Expressed Sequence Tags and the UniGene Repository


Abstract

A genes can be uniquely identified by one or more “short tagged sequences” (STSs), stretches of DNA about nine bases long. The UniGene repository collates the STSs derived by independent researchers to avoid excess confusion. This document describes the process by which the notion of STS was derived. It was originally written in 1999 while at SmithKline Beecham Pharmaceuticals R&D, Bioinformatics department.


Contents

[Back to top of page]

J. Random Genomicist (“JRG”) decides he wants to look for human genes. He says, “I could start sequencing each chromosome from one end to the other, but that would be inefficient, even if possible, because most of each eukaryotic chromosome is non-coding DNA. I only want to know about genes (since they code for proteins); and even those are interrupted by introns.”

So JRG thinks awhile, and says, “Say I have a pancreas cell, churning out lots of insulin. So the cell will contain many insulin-producing ribosomes, and many copies of the mRNA to direct them.” He blenderizes the pancreas cells to extract their mRNA, then mixes them with the enzyme reverse transcriptase to create single-stranded DNA copies, which he calls complementary DNA or cDNA.

But because of limitations of the process, he doesn't get a single continuous cDNA strand; he gets lots of short ones. “I'll call these ESTs, expressed sequence tags, because they're made from the ‘expression’ of the gene, rather than its raw form; and because they're not the whole sequence, but a tag for it.” Because the fragments have certain regions in common, JRG can mix and match and overlap them into a contiguous sequence. (Other researchers have done this before, and call such collections contigs.) JRG calls this collection of ESTs an assembly.

But even though each EST is shorter than the complete mRNA strand, and much shorter than the raw gene, it's still long and unwieldy. “A single EST is overkill; it's so long, it overspecifies the target gene. I know,” JR decides with sudden inspiration. “I'll chop each EST into shorter parts until I find one that's the smallest unique identifying tag.” He names them sequence tagged sites, or STSs. “Then I can hybridize the cDNA, carrying a chemical marker, to a metaphase chromosome and figure out where the gene is physically located.”

“How short an STS is too short?” JRG wonders. “Let's apply some probability. Since there are 4 bases in DNA, a single base should appear one-quarter of the time, a two-base sequence should appear one-sixteenth, and so forth.”

1		1/4	25.00%
2	(1/4)^2	1/16	 6.25%
3	(1/4)^3	1/64	 1.56% 
4	(1/4)^4	1/256	 0.39%
5	(1/4)^5 1/1024	 0.098%
6	(1/4)^6	1/4096	 0.024%
7		1/16384	 0.0061%
8		1/65536	 0.0015%
9		1/262144 0.00038%

“And since there are three billion bases, but only about 100 thousand genes, a sequence that will statistically appear only one-one hundred thousandth of the time, or 0.001%, should be adequate.

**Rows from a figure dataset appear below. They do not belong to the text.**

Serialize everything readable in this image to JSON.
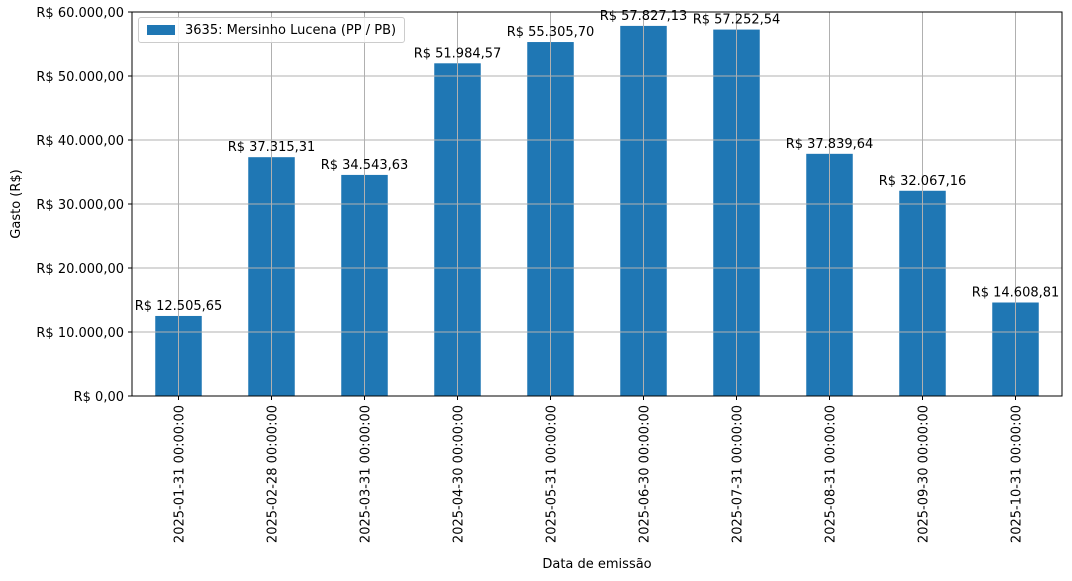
{
  "chart_data": {
    "type": "bar",
    "title": "",
    "xlabel": "Data de emissão",
    "ylabel": "Gasto (R$)",
    "ylim": [
      0,
      60000
    ],
    "grid": true,
    "legend_position": "upper left",
    "categories": [
      "2025-01-31 00:00:00",
      "2025-02-28 00:00:00",
      "2025-03-31 00:00:00",
      "2025-04-30 00:00:00",
      "2025-05-31 00:00:00",
      "2025-06-30 00:00:00",
      "2025-07-31 00:00:00",
      "2025-08-31 00:00:00",
      "2025-09-30 00:00:00",
      "2025-10-31 00:00:00"
    ],
    "series": [
      {
        "name": "3635: Mersinho Lucena (PP / PB)",
        "color": "#1f77b4",
        "values": [
          12505.65,
          37315.31,
          34543.63,
          51984.57,
          55305.7,
          57827.13,
          57252.54,
          37839.64,
          32067.16,
          14608.81
        ],
        "labels": [
          "R$ 12.505,65",
          "R$ 37.315,31",
          "R$ 34.543,63",
          "R$ 51.984,57",
          "R$ 55.305,70",
          "R$ 57.827,13",
          "R$ 57.252,54",
          "R$ 37.839,64",
          "R$ 32.067,16",
          "R$ 14.608,81"
        ]
      }
    ],
    "yticks": [
      0,
      10000,
      20000,
      30000,
      40000,
      50000,
      60000
    ],
    "ytick_labels": [
      "R$ 0,00",
      "R$ 10.000,00",
      "R$ 20.000,00",
      "R$ 30.000,00",
      "R$ 40.000,00",
      "R$ 50.000,00",
      "R$ 60.000,00"
    ]
  },
  "legend": {
    "label": "3635: Mersinho Lucena (PP / PB)",
    "color": "#1f77b4"
  }
}
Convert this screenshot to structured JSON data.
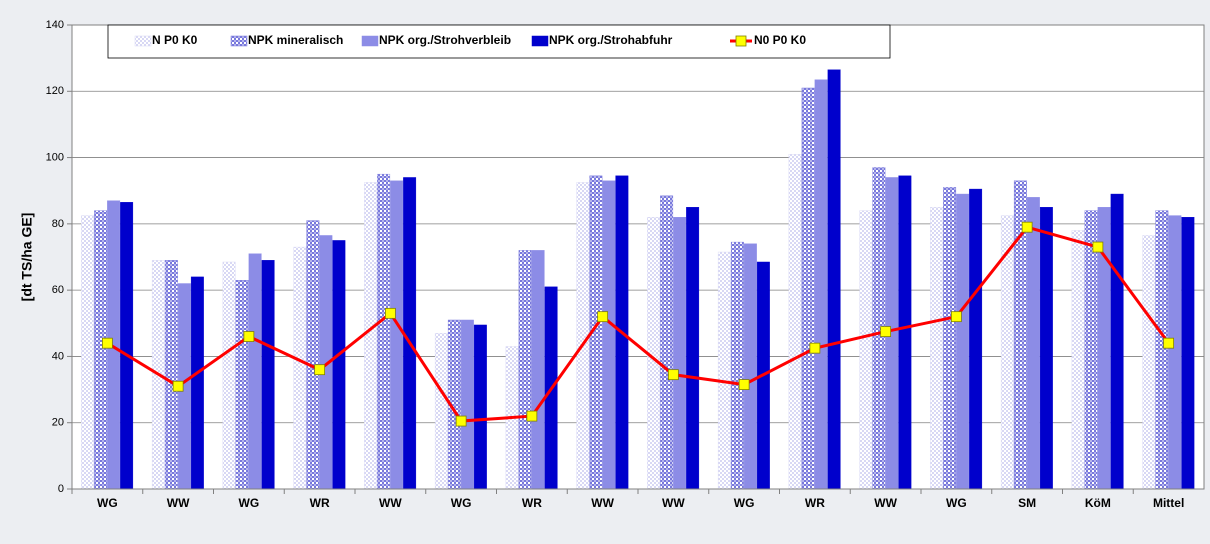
{
  "chart_data": {
    "type": "bar",
    "y_label": "[dt TS/ha GE]",
    "categories": [
      "WG",
      "WW",
      "WG",
      "WR",
      "WW",
      "WG",
      "WR",
      "WW",
      "WW",
      "WG",
      "WR",
      "WW",
      "WG",
      "SM",
      "KöM",
      "Mittel"
    ],
    "series": [
      {
        "name": "N P0 K0",
        "type": "bar",
        "color": "#d8d8f4",
        "values": [
          82.5,
          69,
          68.5,
          73,
          92.5,
          47,
          43,
          92.5,
          82,
          71.5,
          101,
          84,
          85,
          82.5,
          78,
          76.5
        ]
      },
      {
        "name": "NPK mineralisch",
        "type": "bar",
        "color": "#7878dc",
        "values": [
          84,
          69,
          63,
          81,
          95,
          51,
          72,
          94.5,
          88.5,
          74.5,
          121,
          97,
          91,
          93,
          84,
          84
        ]
      },
      {
        "name": "NPK org./Strohverbleib",
        "type": "bar",
        "color": "#8c8ce6",
        "values": [
          87,
          62,
          71,
          76.5,
          93,
          51,
          72,
          93,
          82,
          74,
          123.5,
          94,
          89,
          88,
          85,
          82.5
        ]
      },
      {
        "name": "NPK org./Strohabfuhr",
        "type": "bar",
        "color": "#0000cc",
        "values": [
          86.5,
          64,
          69,
          75,
          94,
          49.5,
          61,
          94.5,
          85,
          68.5,
          126.5,
          94.5,
          90.5,
          85,
          89,
          82
        ]
      },
      {
        "name": "N0 P0 K0",
        "type": "line",
        "color": "#ff0000",
        "marker_color": "#ffff00",
        "values": [
          44,
          31,
          46,
          36,
          53,
          20.5,
          22,
          52,
          34.5,
          31.5,
          42.5,
          47.5,
          52,
          79,
          73,
          44
        ]
      }
    ],
    "ylim": [
      0,
      140
    ],
    "yticks": [
      0,
      20,
      40,
      60,
      80,
      100,
      120,
      140
    ],
    "grid": true
  }
}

Since 4^9 is over 260 thousand, nine bases should be enough.”

So JRG plays with restriction enzymes and slices out a candidate STS from one of his insulin ESTs. He adds a fluorescent flag to the single-stranded DNA, then mixes it with the chromosome he knows the insulin gene is on. He waits for hybridization to occur, then puts the dish under his microscope, finds the chromosome, and shines a laser on it to make the fluorescent flag glow.

“I don't see anything!” JRG complains. “Oops, I forgot how dim a single flourescent molecule would be.” So he hooks up the photomultiplier and sets the camera for a long exposure time.

“Oh dear, it's lit up like a christmas tree!” JRG exclaims. “Obviously that wasn't a very good STS. That DNA sequence doesn't happen only 0.00038% of time, on average once per the length of this chromosome; it happened dozens of times! Clearly, this short DNA sequence is repeated many times along the chromosome. Probably there are other such noise sequences. I will have to avoid them from now on; they aren't specific enough for my needs.”

So JRG mixes up new restriction enzymes and gets a new candidate STS. He prepares the chromosome, looks at it, and finds to his delight only one region is lit up. “Yay, I found the gene for insulin!” he says. Then he stains the chromosome with Giemsa dye, and compares where the glowing region is in relation to the G bands. He sticks a thumbtack in the striped cytogenetic ideogram on the wall. “And now I have it located on my cytogenetic map.”

Then JRG publishes his work, and many other genomicists perform similar experiments with their own proteins of interest. A huge body of ESTs and STSs is published. It's confusing because there are many ESTs per gene, and many STSs per EST; and so when two researchers compare STSs, they may not realize they're talking about the same gene. Finally, one group decides to create a repository of unique, nonredundant gene markers, and they call it UniGene.